Working regex fails when using Scala pattern matching
In a following code the same pattern matches when Java API is used, but not when using Scala pattern matching.
import java.util.regex.Pattern
object Main extends App {
val text = "/oAuth.html?state=abcde&code=hfjksdhfrufhjjfkdjfkds"
val statePatternString = """\/.*\?.*state=([^&\?]*)"""
val statePattern = statePatternString.r
val statePatternJ = Pattern.compile(statePatternString)
val sj = statePatternJ.matcher(text)
val sjMatch = if (sj.find()) sj.group(1) else ""
println(s"Java match $sjMatch")
val ss = statePattern.unapplySeq(text)
println(s"Scala unapplySeq $ss")
val sm = statePattern.findFirstIn(text)
println(s"Scala findFirstIn $sm")
text match {
case statePattern(s) =>
println(s"Scala matching $s")
case _ =>
println("Scala not matching")
}
}
The app output is:
Java match abcde
Scala unapplySeq None
Scala findFirstIn Some(/oAuth.html?state=abcde)
Scala not matching
When using the extractor syntax val statePattern(se) = text
the error is scala.MatchError
.
What is causing the Scala regex unapplySeq to fail?
Solution 1:
When you define a Scala pattern, it is anchored by default (=requires a full string match), while your Java sj.find()
is looking for a match anywhere inside the string.
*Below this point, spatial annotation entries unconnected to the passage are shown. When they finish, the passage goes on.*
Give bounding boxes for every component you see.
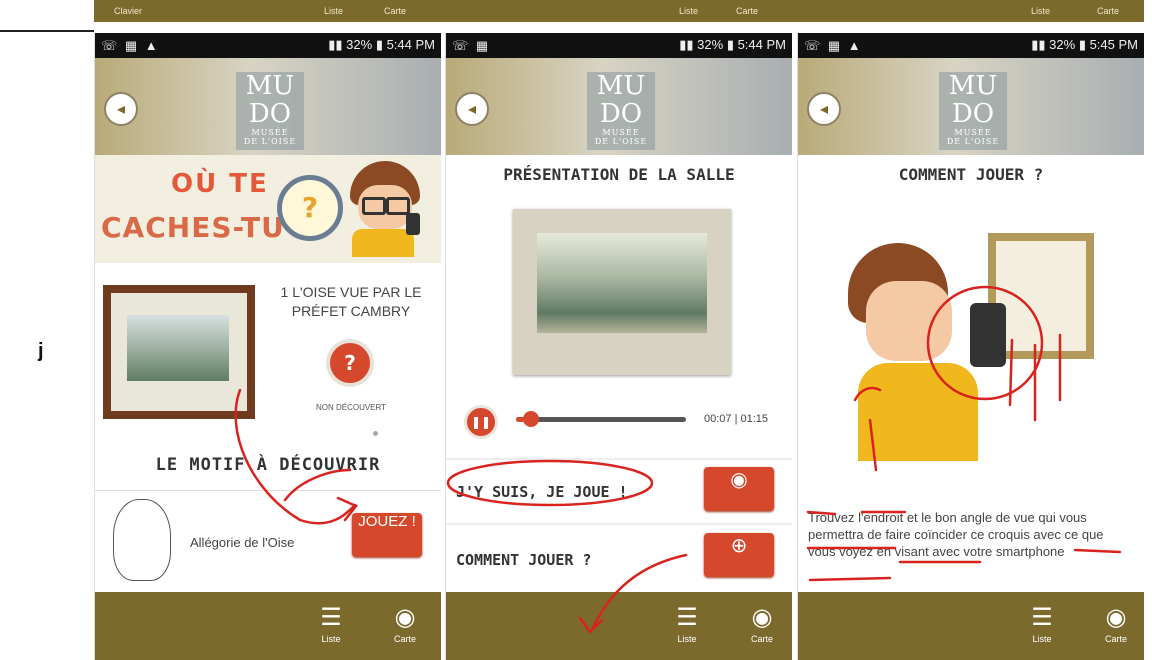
list-label: Liste	[677, 634, 697, 644]
motif-divider	[95, 490, 441, 491]
boy-character-illustration	[340, 161, 430, 257]
status-time: ▮▮ 32% ▮ 5:44 PM	[328, 37, 435, 52]
banner-title-line2: CACHES-TU	[101, 211, 285, 244]
page-title: PRÉSENTATION DE LA SALLE	[503, 165, 735, 184]
bottom-nav: ☰ Liste ◉ Carte	[446, 592, 792, 660]
motif-sketch	[113, 499, 171, 581]
status-icons: ☏ ▦	[452, 38, 491, 53]
mudo-logo: MU DO MUSÉE DE L'OISE	[236, 72, 304, 150]
strip-liste-1: Liste	[324, 6, 344, 16]
list-nav-button[interactable]: ☰ Liste	[311, 604, 351, 644]
play-here-button[interactable]: ◉	[704, 467, 774, 511]
divider-2	[446, 523, 792, 525]
back-arrow-icon[interactable]: ◂	[455, 92, 489, 126]
how-to-play-illustration	[838, 223, 1098, 463]
bottom-nav: ☰ Liste ◉ Carte	[95, 592, 441, 660]
motif-section-title: LE MOTIF À DÉCOUVRIR	[155, 455, 381, 475]
banner-title-line1: OÙ TE	[171, 169, 269, 199]
scan-divider-line	[0, 30, 94, 32]
map-label: Carte	[393, 634, 416, 644]
audio-progress-track[interactable]	[516, 411, 686, 427]
page-title: COMMENT JOUER ?	[898, 165, 1044, 184]
pause-button[interactable]: ❚❚	[464, 405, 498, 439]
app-header: ◂ MU DO MUSÉE DE L'OISE	[95, 58, 441, 155]
list-icon: ☰	[320, 603, 342, 631]
mudo-logo: MU DO MUSÉE DE L'OISE	[587, 72, 655, 150]
audio-progress-thumb[interactable]	[523, 411, 540, 427]
play-button[interactable]: JOUEZ !	[352, 513, 422, 557]
map-pin-icon: ◉	[1105, 603, 1127, 631]
figure-letter: j	[38, 340, 44, 362]
screen-room-presentation: ☏ ▦ ▮▮ 32% ▮ 5:44 PM ◂ MU DO MUSÉE DE L'…	[445, 33, 792, 660]
pager-dot	[373, 431, 378, 436]
strip-liste-3: Liste	[1031, 6, 1051, 16]
how-to-play-label[interactable]: COMMENT JOUER ?	[456, 551, 591, 569]
list-label: Liste	[321, 634, 341, 644]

Add .unanchored
for the Scala regex to also allow partial matches:
val statePattern = statePatternString.r.unanchored
^^^^^^^^^^^
See IDEONE demo
Some UnanchoredRegex
reference:
def unanchored: UnanchoredRegex
Create a new Regex with the same pattern, but no requirement that the entire String matches in extractor patterns.
Normally, matching on date behaves as though the pattern were enclosed in anchors,
^pattern$
.The unanchored Regex behaves as though those anchors were removed.
Note that this method does not actually strip any matchers from the pattern.
AN ALTERNATIVE SOLUTION would mean adding the .*
at the pattern end, but remember that a dot does not match a newline by default. If a solution should be generic, the (?s)
DOTALL modifier should be specified at the beginning of the pattern to make sure the whole string with potential newline sequences is matched.